The Empty Set: A Mathematical Net That Even Traps ‘Nothingness’
In mathematics, the empty set is a peculiar entity. It contains not a single element, yet it is undeniably granted the status of a “set.” What does this signify? It means that whether an object exists or not, or whether we can define it or not, the moment we place it into a “pouch of perception,” it is incorporated into the mathematical system.
Suppose I model “people who look like Won Bin” or “people who look like Timothée Chalamet,” but the criteria are so rigorous that not a single person on Earth qualifies. Even then, it exists as a “set with no elements.” Ultimately, at the very instant I establish a criterion (a model), a fragment of the world inevitably takes on the character of a set.
Is There Truly Nothing That Is Not a Set?

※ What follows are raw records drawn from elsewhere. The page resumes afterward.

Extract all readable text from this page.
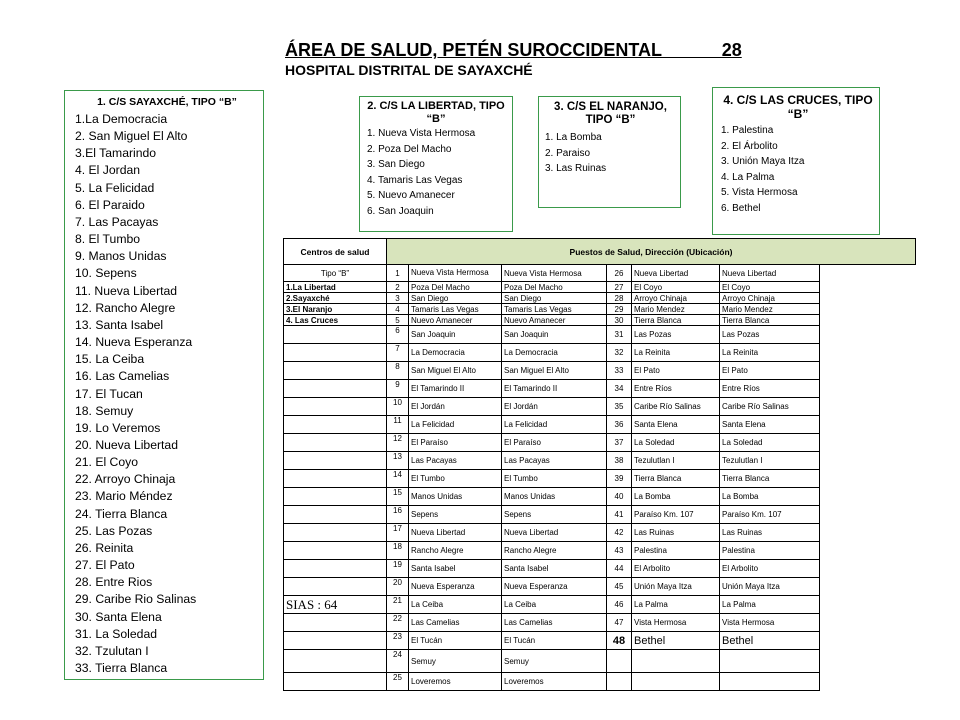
ÁREA DE SALUD, PETÉN SUROCCIDENTAL            28
HOSPITAL DISTRITAL DE SAYAXCHÉ
1. C/S SAYAXCHÉ, TIPO “B”
1.La Democracia
2. San Miguel El Alto
3.El Tamarindo
4. El Jordan
5. La Felicidad
6. El Paraido
7. Las Pacayas
8. El Tumbo
9. Manos Unidas
10. Sepens
11. Nueva Libertad
12. Rancho Alegre
13. Santa Isabel
14. Nueva Esperanza
15. La Ceiba
16. Las Camelias
17. El Tucan
18. Semuy
19. Lo Veremos
20. Nueva Libertad
21. El Coyo
22. Arroyo Chinaja
23. Mario Méndez
24. Tierra Blanca
25. Las Pozas
26. Reinita
27. El Pato
28. Entre Rios
29. Caribe Rio Salinas
30. Santa Elena
31. La Soledad
32. Tzulutan I
33. Tierra Blanca
2. C/S LA LIBERTAD, TIPO “B”
1. Nueva Vista Hermosa
2. Poza Del Macho
3. San Diego
4. Tamaris Las Vegas
5. Nuevo Amanecer
6. San Joaquin
3. C/S EL NARANJO, TIPO “B”
1. La Bomba
2. Paraiso
3. Las Ruinas
4. C/S LAS CRUCES, TIPO “B”
1. Palestina
2. El Árbolito
3. Unión Maya Itza
4. La Palma
5. Vista Hermosa
6. Bethel
Centros de salud	Puestos de Salud, Dirección (Ubicación)					
Tipo “B”	1	Nueva Vista Hermosa	Nueva Vista Hermosa	26	Nueva Libertad	Nueva Libertad
1.La Libertad	2	Poza Del Macho	Poza Del Macho	27	El Coyo	El Coyo
2.Sayaxché	3	San Diego	San Diego	28	Arroyo Chinaja	Arroyo Chinaja
3.El Naranjo	4	Tamaris Las Vegas	Tamaris Las Vegas	29	Mario Mendez	Mario Mendez
4. Las Cruces	5	Nuevo Amanecer	Nuevo Amanecer	30	Tierra Blanca	Tierra Blanca
	6	San Joaquin	San Joaquin	31	Las Pozas	Las Pozas
	7	La Democracia	La Democracia	32	La Reinita	La Reinita
	8	San Miguel El Alto	San Miguel El Alto	33	El Pato	El Pato
	9	El Tamarindo II	El Tamarindo II	34	Entre Ríos	Entre Ríos
	10	El Jordán	El Jordán	35	Caribe Río Salinas	Caribe Río Salinas
	11	La Felicidad	La Felicidad	36	Santa Elena	Santa Elena
	12	El Paraíso	El Paraíso	37	La Soledad	La Soledad
	13	Las Pacayas	Las Pacayas	38	Tezulutlan I	Tezulutlan I
	14	El Tumbo	El Tumbo	39	Tierra Blanca	Tierra Blanca
	15	Manos Unidas	Manos Unidas	40	La Bomba	La Bomba
	16	Sepens	Sepens	41	Paraíso Km. 107	Paraíso Km. 107
	17	Nueva Libertad	Nueva Libertad	42	Las Ruinas	Las Ruinas
	18	Rancho Alegre	Rancho Alegre	43	Palestina	Palestina
	19	Santa Isabel	Santa Isabel	44	El Arbolito	El Arbolito
	20	Nueva Esperanza	Nueva Esperanza	45	Unión Maya Itza	Unión Maya Itza
SIAS : 64	21	La Ceiba	La Ceiba	46	La Palma	La Palma
	22	Las Camelias	Las Camelias	47	Vista Hermosa	Vista Hermosa
	23	El Tucán	El Tucán	48	Bethel	Bethel
	24	Semuy	Semuy			
	25	Loveremos	Loveremos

Is everything in the world, then, a set? Here, I observe the tension between “undefined chaos” and “defined cosmos.” To become a set, the premise of being “well-defined” is required. My act of setting variables and assigning weights through modeling is the work of drawing a “boundary line” upon a disordered reality. If there is something I have yet to model—something raw that human intellect has never once categorized—it might, for a fleeting moment, remain in a “non-set state.”
However, the moment I perceive it and ask, “What is that?”, it begins to enter the aggregate of my thoughts. Ultimately, declaring that there is nothing in this world that is not a set is equivalent to announcing that everything in the world lies within the range of my “perception” and “modeling.”
The Collective Character of All Existence
In the world as I see it, every existence possesses a collective character—whether it is a physical reality, an abstract notion, or even something defined by the attribute of “undefinability.”
- The Reductionist Perspective: We understand the vast system by breaking it down into subsets.
- The Perspective of Generalization: We bind individual elements together to find a single collective law.
In this process, there is no place for that which is not a set. To be “not a set” implies being “incomprehensible” and “unmanageable.” Perhaps the reason I model the world and approach it mathematically is a human instinct that simply cannot endure that “non-set state” (disorder).
Closing: The Fate of the Boundary-Drawer
If even the empty set is a set, then there is no realm I cannot touch. Even if my model is flawed and yields no results, I merely end up possessing one more set named “Failed Model.”
The world, in the end, is an overlapping of countless boundaries (Sets) that I have drawn. Today, as always, I cast the net of my thought into the vast ocean of the world to haul in fish called “sets.” There is nothing that is not a set. There are only hidden elements that I have yet to name, or those whose weights in my modeling converge to zero.